REM过程out.tmp和环路他们经过的每一行:ProcessLines
致电:ProcessLines< out.tmp
REM当上面要求在out.tmp每一行,转到出口成品
转到ProcessLinesEnd
:ProcessLines
在/ L %% L(1,1,线条%%),做(
    集/ p读线=
    在标题栏中写入物权进度
    标题处理行:%% L /%线%
    对于%% i的(%错日期%)做(
        REM替换所有错误的日期与正确的日期
        !设置读取行=读行:%% I =%correctdate%!
    )
    REM结果写入新文件
    回声(读行:*:!=>>中out2.tmp

REM在这里结束及以下继续
GOTO:EOF:ProcessLinesEnd
回声这不应该被打印,直到通话结束:出口
退出/ B


解决方案

下面两点:

1的 SETLOCAL EnableDelayedExpansion 命令执行的的文件的每一行。这意味着完整的环境大约200000次必须复制到一个新的本地存储区域。这可能会导致一些问题。

2 - 我建议你先从最基础的部分。需要多少时间的FINDSTR执行?运行 FINDSTR / N ^^老file.xml 独自试图修复任何其他部分之前检查。如果这个过程是快速的,然后再添加一个步骤,它和测试,直到你发现了减缓的原因。我建议你​​不要使用管道也不 FOR / F FINDSTR 的执行,但在由$生成的文件p $ pvious重定向。

修改一个更快的解决方案

有另一种方式来做到这一点。你可以管FINDSTR输出成批量子程序,这样的线条可以用 SET / P 命令读取。这种方法可以处理通过的命令行susbtitution FOR / F 的通过延迟扩展,而不是完全的线条,所以对的SETLOCAL EnableDelayedExpansion ENDLOCAL 命令不再是必要的。但是,如果你仍然想显示的行数,需要重新计算。

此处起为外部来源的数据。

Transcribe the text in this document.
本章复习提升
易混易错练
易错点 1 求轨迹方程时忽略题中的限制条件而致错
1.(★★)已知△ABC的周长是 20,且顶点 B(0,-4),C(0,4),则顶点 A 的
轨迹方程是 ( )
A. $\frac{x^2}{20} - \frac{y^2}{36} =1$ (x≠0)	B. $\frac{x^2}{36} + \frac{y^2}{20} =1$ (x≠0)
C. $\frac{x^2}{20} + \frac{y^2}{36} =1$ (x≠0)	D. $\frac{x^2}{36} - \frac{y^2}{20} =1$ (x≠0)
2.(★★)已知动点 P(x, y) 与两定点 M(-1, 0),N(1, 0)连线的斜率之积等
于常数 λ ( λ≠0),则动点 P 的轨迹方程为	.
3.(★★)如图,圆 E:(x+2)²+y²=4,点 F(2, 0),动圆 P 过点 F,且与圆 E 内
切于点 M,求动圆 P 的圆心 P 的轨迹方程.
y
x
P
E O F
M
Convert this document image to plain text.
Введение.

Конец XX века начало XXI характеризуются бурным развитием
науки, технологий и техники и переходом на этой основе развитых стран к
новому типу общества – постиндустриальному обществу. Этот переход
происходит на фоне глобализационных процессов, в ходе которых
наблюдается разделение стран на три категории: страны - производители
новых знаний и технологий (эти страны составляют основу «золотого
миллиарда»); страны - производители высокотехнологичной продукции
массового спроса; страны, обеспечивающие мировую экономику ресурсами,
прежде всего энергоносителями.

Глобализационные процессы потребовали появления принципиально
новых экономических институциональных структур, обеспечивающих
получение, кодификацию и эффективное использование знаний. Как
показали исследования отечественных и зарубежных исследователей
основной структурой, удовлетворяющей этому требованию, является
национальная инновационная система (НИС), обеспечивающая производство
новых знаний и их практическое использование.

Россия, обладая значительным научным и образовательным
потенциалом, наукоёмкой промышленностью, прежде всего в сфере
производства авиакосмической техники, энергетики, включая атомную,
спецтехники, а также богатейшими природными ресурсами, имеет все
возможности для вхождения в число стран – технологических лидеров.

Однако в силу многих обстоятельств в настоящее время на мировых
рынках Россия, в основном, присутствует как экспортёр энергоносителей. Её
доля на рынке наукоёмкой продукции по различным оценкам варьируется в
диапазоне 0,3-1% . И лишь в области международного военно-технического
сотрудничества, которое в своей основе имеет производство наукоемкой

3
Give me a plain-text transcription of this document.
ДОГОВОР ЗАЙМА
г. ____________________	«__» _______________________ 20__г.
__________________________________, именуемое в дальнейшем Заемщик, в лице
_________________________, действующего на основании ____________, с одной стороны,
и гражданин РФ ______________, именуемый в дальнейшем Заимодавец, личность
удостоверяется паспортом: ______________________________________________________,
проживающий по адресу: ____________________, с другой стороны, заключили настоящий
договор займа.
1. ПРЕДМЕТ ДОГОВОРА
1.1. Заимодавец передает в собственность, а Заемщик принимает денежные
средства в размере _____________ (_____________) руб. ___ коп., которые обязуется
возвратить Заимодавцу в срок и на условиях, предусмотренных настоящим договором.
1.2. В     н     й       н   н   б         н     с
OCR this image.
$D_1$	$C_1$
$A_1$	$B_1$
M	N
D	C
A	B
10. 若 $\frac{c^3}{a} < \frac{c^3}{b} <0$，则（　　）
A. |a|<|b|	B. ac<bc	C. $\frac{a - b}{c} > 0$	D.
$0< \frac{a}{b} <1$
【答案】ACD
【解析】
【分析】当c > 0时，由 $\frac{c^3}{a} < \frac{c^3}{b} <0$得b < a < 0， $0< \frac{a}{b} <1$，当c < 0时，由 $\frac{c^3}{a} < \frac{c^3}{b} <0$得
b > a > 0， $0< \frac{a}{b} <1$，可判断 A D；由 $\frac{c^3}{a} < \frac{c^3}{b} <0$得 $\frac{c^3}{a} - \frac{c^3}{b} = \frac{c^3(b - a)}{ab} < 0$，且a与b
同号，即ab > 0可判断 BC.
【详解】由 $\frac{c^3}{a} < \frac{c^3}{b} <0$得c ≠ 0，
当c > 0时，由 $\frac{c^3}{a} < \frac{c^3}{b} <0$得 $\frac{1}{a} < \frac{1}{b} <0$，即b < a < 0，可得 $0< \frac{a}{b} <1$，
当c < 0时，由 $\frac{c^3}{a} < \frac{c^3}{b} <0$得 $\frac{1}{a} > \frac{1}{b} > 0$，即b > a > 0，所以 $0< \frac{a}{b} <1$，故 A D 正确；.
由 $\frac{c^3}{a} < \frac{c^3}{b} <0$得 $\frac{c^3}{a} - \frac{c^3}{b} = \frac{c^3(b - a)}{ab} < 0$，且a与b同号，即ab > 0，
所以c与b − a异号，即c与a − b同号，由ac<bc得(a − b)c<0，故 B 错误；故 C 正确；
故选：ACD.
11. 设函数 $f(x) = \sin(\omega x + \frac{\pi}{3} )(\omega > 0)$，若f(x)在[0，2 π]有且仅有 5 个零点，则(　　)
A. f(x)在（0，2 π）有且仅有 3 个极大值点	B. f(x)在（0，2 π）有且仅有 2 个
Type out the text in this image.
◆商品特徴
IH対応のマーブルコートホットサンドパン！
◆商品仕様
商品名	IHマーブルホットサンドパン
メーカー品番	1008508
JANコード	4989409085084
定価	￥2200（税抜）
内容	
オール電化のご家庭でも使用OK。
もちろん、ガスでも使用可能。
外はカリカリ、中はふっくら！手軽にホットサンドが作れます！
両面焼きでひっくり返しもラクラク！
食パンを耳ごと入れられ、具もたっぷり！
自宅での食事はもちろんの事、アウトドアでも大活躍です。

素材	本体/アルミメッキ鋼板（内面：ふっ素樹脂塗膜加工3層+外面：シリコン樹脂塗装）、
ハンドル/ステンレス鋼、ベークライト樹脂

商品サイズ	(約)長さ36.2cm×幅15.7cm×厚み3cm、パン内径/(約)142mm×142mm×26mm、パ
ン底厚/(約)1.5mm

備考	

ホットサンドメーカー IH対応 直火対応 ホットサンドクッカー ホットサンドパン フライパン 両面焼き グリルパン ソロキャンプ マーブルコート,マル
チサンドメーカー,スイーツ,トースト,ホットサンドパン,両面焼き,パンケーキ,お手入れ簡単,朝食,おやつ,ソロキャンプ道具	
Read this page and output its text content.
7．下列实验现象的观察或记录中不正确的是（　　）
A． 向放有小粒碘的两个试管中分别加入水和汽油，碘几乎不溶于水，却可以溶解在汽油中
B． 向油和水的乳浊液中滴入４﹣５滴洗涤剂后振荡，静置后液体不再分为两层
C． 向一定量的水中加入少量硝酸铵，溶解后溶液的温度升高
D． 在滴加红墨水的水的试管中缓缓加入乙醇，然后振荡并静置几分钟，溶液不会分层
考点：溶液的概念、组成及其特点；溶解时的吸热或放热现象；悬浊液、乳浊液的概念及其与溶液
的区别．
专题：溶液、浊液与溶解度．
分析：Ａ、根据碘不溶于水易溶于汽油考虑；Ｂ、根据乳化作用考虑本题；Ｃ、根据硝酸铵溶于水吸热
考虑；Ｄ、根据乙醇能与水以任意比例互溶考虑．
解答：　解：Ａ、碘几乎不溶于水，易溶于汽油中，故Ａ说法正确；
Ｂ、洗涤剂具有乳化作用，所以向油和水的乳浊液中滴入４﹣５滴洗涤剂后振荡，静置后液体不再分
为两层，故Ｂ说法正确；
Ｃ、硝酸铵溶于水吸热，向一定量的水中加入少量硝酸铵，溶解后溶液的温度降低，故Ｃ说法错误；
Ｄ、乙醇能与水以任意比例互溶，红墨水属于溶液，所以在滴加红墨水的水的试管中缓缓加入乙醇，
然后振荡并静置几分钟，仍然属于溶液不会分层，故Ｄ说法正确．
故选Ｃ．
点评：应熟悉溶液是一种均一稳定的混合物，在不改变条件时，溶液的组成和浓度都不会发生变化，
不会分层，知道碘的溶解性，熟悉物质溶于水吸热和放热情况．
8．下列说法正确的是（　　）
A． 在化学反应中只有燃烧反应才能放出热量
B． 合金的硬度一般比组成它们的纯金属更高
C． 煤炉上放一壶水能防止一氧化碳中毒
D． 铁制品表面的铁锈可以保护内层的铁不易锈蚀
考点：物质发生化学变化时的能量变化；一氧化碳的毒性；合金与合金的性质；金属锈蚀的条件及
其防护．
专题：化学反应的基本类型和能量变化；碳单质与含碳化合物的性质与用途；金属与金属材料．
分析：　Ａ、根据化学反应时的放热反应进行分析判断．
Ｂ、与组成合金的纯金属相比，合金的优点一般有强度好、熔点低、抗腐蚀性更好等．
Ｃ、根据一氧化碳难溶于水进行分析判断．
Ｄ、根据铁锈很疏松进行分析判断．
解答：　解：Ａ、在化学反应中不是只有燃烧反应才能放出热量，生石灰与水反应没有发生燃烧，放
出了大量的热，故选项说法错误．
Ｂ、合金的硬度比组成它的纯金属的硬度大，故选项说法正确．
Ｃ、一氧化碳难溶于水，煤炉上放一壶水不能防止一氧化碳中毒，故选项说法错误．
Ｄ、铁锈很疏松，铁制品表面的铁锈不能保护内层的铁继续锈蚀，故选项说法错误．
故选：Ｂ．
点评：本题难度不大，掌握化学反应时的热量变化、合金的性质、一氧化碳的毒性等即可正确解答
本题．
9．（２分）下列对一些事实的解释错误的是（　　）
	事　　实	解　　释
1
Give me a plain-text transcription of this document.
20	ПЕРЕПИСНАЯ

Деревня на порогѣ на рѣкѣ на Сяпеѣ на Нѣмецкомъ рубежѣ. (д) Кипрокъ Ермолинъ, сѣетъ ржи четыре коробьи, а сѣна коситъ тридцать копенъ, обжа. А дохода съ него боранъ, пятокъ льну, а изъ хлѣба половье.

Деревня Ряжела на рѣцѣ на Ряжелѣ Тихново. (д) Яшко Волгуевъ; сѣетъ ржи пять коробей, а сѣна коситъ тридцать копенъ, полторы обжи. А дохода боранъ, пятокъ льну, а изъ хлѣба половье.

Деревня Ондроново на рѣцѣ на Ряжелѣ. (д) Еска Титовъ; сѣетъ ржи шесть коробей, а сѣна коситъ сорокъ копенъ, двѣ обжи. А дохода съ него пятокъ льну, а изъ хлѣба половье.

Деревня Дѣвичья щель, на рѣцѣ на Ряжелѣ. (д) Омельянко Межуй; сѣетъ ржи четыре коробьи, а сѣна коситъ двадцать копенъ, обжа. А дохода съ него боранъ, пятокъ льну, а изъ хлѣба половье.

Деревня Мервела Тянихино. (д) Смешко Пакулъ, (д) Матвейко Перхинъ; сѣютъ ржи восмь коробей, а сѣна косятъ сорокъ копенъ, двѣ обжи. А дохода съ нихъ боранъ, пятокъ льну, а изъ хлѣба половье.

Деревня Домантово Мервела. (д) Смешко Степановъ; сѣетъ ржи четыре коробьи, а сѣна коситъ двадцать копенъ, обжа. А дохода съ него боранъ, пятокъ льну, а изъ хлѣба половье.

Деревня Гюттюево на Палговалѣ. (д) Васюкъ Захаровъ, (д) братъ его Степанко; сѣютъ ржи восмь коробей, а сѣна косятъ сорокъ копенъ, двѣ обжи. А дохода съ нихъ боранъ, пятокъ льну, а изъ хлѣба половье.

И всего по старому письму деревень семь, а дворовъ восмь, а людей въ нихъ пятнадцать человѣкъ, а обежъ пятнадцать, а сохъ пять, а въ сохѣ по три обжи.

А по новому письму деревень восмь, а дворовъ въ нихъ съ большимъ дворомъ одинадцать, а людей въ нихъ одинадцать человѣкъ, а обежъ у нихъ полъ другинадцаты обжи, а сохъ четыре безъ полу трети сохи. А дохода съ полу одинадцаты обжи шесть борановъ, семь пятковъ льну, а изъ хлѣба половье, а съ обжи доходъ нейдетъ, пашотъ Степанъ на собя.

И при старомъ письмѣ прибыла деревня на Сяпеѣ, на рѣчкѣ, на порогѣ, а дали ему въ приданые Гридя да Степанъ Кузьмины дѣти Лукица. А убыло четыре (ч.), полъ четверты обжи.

另外,也更快加载错误的日期在一个变量而不是过程的%TMPFILE%的大文件的每一行

  SETLOCAL EnableDelayedExpansion
从TMPFILE REM负荷错日期
设置错误的日期=
FOR / F %% i的(%TMPFILE%)做(
    设置错误的日期!=错误的日期! %%一世

回声创建FINDSTR输出,请稍候...
FINDSTR / N ^^老file.xml> findstr.txt
回声:EOF>> findstr.txt
REM开始与正确的日期更换错误的日期
致电:ProcessLines< findstr.txt
GOTO:EOF

 :ProcessLines
设置行= 0
:读下一行
集/ p读线=
REM检查输入文件结束
如果!看行! ==:EOF的goto:EOF
在标题栏中写入物权进度
集/ A线+ = 1
标题处理行:%行%/%线%
对于%% i的(%错日期%)做(
    REM替换所有错误的日期与正确的日期
    !设置读取行=读行:%% I =%correctdate%!

REM结果写入新文件
回声(读行:*:!=>>中更新了-file.xml
REM回去下一行
转到读下一行

第二修改 更快的修改

previous方法可slighlty加快如果循环是通过为/ L 命令,而不是通过转到

 :ProcessLines
在/ L %% L(1,1,线条%%),做(
    集/ p读线=
    在标题栏中写入物权进度
    标题处理行:%% L /%线%
    对于%% i的(%错日期%)做(
        REM替换所有错误的日期与正确的日期
        !设置读取行=读行:%% I =%correctdate%!
    )
    REM结果写入新文件
    回声(读行:*:!=>>中更新了-file.xml

此修改还省略了:EOF比较和行数计算,所以时间增益可很有意义经过反复它20万次。如果你使用这种方法,不要忘记删除回响:EOF>>在第一部分findstr.txt 行。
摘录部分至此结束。